Bringing Up Father was a much-copied strip, not only for its simple and engaging premise, but for creator George McManus’s beautiful art.
The strip is the story of Jiggs, an unskilled Irish laborer who has somehow come into a great deal of money (how is never explained). Despite the wealth, he remains a simple soul at heart who enjoys the company of his rowdy construction-worker friends, drinking copious amounts of beer and playing poker. His wife Maggie, however, is a social climber, determined to stake a place in “society.” Needless to say, Jiggs is quite the embarrassment, and his disinterest in taking on airs continually sabotages Maggie’s ambitions. (The occasionally seen son, and the inexplicably realistically-drawn daughter, are also dismayed by Dad’s blue-collar behavior.)
This simple class-warfare gag is played over and over in variation after variation, with most strips ending with a baffled Jiggs being pelted with crockery by an angry Maggie.
But the strip’s primary attraction (at least for me) is McManus’s clean-line art style. It’s both functional and beautiful, clearly telling a story while simultaneously being simply pretty to look at. Especially given McManus’s fondness for rococo and art deco, so prevalent in the early part of the last century. And the fashions in which he dresses Maggie and her daughter are fascinating in their complexity.
A great many artists tried to lift McManus’s style, and those efforts can be seen all over the early comic strips. Note, for example, the many characters without pupils in their eyes. I don’t know if McManus pioneered this look, but if not he was certainly an early adopter.
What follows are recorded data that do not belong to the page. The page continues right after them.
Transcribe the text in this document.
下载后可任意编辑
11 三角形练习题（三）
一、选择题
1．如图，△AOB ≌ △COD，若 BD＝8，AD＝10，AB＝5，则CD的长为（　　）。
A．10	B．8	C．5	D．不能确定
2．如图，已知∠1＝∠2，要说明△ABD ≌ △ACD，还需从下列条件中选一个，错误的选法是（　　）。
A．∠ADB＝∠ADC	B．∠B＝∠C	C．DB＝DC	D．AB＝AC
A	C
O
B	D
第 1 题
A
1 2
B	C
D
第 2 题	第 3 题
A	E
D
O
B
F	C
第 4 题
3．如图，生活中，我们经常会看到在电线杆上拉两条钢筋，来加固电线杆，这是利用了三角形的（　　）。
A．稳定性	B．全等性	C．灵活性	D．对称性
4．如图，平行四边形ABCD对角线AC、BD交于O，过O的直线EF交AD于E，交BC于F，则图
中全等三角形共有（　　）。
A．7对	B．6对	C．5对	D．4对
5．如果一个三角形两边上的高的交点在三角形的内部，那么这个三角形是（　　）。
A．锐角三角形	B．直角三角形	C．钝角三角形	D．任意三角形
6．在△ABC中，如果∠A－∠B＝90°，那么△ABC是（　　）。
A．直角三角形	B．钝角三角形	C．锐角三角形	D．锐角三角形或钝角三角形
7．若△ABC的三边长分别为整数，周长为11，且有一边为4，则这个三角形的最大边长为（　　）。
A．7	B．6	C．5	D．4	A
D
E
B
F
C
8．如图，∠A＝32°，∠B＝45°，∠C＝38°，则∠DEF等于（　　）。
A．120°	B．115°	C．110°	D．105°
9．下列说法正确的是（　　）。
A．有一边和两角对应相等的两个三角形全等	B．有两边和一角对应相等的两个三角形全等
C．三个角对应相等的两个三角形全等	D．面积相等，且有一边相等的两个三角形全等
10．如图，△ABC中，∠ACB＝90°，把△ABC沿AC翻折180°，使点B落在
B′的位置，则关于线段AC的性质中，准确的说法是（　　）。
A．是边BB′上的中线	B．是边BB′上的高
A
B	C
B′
Reading all these strips (from 1913 and 1914) at a sitting can be a bit repetitive, though – McManus had a working formula and he stuck doggedly to it. That’s one reason I emphasize this book primarily for comics fans. But art and culture historians would also benefit from a look-see, and overall it’s simply an education on the things that made us laugh 100 years ago.
This is the third “Forever Nuts” collection I’m aware of, the other two being
Happy Hooligan and
Mutt & Jeff. I’m eager to support these collections of rarely reprinted comic strips, which are meticulously restored by NBM and should be in every library in America. They’re certainly in mine!